Have trouble viewing this video? Read the transcript.

Learning Objectives: At the end of this activity, you will be able to:
  •  
    Explain why the field of patient safety is focused on reducing harm, and not just error.
  • Discuss one definition of harm.

Description: Everyone makes mistakes. So how can health care prevent errors from harming patients? In this video, Dr. David W. Bates, Chief Innovation Officer at Brigham and Women’s Hospital, explains why health care is now working to improve patient safety by reducing harm, not just error. Dr. Bates also offers his thoughts on one definition of harm that was used in the Harvard Medical Practice Study, one of the seminal research projects on the epidemiology of medication error.

Discussion Questions:

  1. Do you agree that making errors is part of the human condition?
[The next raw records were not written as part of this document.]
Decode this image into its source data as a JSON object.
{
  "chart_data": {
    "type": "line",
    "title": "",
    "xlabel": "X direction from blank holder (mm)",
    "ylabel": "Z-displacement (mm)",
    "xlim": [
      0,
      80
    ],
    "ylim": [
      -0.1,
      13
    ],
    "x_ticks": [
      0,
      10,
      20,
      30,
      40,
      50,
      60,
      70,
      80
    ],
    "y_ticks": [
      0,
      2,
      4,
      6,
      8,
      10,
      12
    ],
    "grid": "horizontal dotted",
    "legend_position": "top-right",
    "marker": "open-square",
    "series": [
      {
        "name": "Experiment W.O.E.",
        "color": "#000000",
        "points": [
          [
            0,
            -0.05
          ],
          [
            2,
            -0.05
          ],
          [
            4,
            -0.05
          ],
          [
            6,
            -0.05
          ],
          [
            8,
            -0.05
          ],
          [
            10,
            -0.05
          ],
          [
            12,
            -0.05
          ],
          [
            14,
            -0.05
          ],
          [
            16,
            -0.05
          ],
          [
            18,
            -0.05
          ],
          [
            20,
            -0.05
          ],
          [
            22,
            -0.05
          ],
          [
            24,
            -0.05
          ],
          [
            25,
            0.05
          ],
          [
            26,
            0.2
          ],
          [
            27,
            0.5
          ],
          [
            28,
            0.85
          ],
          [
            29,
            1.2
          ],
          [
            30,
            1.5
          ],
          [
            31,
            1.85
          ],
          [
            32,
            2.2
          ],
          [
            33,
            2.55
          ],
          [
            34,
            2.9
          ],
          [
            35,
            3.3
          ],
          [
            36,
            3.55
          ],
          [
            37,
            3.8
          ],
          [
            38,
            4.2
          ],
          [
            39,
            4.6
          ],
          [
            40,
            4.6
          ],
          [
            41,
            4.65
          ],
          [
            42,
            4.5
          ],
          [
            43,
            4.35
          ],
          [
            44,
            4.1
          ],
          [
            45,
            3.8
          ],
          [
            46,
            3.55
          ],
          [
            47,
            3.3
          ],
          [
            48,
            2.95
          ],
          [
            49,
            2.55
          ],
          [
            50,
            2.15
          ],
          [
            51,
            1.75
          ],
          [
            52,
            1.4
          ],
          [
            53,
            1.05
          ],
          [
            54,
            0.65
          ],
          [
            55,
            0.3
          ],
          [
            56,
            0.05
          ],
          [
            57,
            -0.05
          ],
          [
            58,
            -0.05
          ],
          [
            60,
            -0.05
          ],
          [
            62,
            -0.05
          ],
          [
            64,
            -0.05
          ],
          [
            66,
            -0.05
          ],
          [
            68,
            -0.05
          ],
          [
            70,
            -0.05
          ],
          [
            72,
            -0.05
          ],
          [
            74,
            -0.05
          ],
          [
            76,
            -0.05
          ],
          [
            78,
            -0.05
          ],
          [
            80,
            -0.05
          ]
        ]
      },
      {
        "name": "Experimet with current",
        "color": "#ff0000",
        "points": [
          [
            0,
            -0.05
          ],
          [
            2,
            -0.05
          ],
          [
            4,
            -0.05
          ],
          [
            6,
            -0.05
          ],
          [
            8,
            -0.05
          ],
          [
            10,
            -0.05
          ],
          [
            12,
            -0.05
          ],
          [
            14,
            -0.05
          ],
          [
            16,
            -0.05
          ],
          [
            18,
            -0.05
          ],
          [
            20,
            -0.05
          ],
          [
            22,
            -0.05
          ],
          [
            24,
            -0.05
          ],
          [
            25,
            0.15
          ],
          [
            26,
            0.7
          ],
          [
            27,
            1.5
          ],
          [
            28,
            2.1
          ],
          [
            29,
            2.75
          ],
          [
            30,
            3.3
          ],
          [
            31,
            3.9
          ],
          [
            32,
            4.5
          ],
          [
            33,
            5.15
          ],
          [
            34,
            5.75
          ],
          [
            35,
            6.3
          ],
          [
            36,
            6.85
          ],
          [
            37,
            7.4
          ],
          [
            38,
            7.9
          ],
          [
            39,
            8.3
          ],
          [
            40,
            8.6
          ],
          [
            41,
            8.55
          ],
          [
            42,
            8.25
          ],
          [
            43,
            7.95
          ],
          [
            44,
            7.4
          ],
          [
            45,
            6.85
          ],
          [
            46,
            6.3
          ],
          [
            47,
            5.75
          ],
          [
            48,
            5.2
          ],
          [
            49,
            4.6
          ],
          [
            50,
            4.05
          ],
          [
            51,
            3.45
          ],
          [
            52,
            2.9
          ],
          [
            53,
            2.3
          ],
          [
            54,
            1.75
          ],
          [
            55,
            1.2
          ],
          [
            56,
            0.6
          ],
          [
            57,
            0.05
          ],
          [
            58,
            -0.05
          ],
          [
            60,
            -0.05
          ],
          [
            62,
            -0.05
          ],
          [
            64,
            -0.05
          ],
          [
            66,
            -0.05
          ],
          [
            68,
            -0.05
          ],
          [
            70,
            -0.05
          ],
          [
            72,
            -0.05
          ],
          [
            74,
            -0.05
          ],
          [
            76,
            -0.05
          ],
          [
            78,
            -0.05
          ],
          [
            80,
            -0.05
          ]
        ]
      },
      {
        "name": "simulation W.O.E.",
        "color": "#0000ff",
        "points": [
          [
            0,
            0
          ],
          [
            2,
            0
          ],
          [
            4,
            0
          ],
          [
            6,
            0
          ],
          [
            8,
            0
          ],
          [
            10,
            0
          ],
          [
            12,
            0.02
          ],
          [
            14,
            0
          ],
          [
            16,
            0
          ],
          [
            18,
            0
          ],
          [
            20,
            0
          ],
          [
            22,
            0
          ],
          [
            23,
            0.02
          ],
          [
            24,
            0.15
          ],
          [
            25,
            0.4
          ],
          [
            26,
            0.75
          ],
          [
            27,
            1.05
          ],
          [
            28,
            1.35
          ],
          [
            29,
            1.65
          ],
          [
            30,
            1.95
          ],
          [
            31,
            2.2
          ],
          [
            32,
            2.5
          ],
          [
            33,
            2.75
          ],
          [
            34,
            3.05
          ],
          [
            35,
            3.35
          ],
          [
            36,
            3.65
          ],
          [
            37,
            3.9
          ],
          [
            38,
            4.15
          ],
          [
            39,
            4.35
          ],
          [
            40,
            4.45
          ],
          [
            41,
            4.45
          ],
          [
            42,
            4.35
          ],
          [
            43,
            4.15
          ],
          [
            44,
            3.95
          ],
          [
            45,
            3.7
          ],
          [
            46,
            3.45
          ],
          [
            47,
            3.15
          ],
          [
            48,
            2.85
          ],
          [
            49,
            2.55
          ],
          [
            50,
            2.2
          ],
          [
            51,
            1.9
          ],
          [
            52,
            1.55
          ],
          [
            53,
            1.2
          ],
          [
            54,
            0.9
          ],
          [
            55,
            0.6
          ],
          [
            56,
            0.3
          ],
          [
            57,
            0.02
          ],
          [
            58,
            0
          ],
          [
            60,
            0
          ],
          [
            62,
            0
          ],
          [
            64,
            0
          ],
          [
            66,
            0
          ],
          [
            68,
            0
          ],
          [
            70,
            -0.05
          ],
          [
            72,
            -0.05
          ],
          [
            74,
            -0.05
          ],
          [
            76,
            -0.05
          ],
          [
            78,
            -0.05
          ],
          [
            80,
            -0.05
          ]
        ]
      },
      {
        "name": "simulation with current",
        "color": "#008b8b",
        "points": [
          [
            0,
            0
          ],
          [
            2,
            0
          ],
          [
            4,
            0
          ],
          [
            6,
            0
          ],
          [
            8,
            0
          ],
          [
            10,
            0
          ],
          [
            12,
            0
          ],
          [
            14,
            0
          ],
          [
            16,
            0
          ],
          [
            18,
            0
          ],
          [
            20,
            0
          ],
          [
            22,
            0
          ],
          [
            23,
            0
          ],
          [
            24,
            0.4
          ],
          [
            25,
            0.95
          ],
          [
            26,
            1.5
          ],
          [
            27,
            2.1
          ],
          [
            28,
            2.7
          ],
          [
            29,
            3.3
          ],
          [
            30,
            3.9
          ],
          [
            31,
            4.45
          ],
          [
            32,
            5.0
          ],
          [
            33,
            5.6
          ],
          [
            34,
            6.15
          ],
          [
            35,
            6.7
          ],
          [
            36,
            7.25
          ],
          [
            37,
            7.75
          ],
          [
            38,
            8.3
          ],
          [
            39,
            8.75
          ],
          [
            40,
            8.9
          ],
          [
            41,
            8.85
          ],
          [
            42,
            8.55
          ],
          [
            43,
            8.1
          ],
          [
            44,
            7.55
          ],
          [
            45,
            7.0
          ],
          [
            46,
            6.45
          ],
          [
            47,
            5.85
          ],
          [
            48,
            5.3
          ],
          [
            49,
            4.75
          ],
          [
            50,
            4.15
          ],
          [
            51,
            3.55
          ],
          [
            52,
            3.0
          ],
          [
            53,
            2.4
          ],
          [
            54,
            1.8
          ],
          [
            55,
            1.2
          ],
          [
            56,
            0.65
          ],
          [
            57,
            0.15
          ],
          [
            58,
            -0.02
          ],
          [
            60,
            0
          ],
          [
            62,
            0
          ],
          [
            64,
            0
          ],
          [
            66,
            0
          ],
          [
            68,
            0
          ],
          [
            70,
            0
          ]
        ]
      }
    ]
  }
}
If so, what do you think it means for improving patient safety?
  2. Central line–associated bloodstream infections (CLABSIs) are a type of harm that providers once thought to be an inevitable side effect of care, but they now consider to be preventable. Can you think of any other examples of harm in health care that is now considered preventable?
  3. Do you agree with Dr. Bates that the definition of harm from the Harvard Medical Practice Study is too narrow? Why would it be advantageous to take a broader view of harm?